News media running 24/7 give us the option to tune into the news programs of our choice
– programs that give us the slant that confirms what we want to hear. I admit, my favorite news program is the
Rachel Maddow show. I watch Rachel as
much for entertainment as for news.
My first
teaching job in a remote Indian village was third, fourth, fifth and six grades
combined. These kids knew little
outside of their village life and politics.
Each morning I would tape the world news that aired earlier on RATNET
(the single channel of television available in the Alaskan Bush) and play it for
the children at the beginning of each school day. I
would ask them five questions:
What is actual news?
What is sensational hype?
What is not news?
What is fact?
What is opinion?
I had
parents that came to me and said that they were having to watch the news
because their children wanted to discuss it when they came home from school.
The
twenty-four news cycle bastardizes the news.

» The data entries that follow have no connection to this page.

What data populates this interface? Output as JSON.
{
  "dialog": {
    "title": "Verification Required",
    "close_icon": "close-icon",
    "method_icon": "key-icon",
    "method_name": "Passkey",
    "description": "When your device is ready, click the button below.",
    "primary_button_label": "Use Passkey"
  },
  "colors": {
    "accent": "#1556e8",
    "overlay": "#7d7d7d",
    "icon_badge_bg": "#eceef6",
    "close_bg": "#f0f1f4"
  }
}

It has to be that way, for how many different ways can you present the
same event for twenty-four hours? Almost any
natural news event can be covered in five minutes, but then the discussions,
predictions, opinions and suppositions begin ad-nausea in order to stretch a precise incident to hours of coverage.
We are fed a
mixture of news and pabulum and entertainment under the guise of
information. News is purposely slanted to the viewing audience (high numbers bring advertisers; and it is really all about money – not news coverage.
MSNBC spent
ten minutes on ‘inflation gate’ this morning: Were the footballs used by the
New England Patriots slightly deflated for better handling during their final
game with the Colts?
At the end
of the section we knew no more than we did at the beginning: If presented as
news this should have warranted no more than a comment; it would have been more
appropriate in the sports section.
In plain
language the news man knew no more about 'inflation gate' than we knew, since the findings of the
league have not been announced; but he spent ten minutes on hype, speculation
and opinion. My students would have
said: NOT NEWS.
The best coverage was from Rachel Maddow - she put it into perspective; entertainment.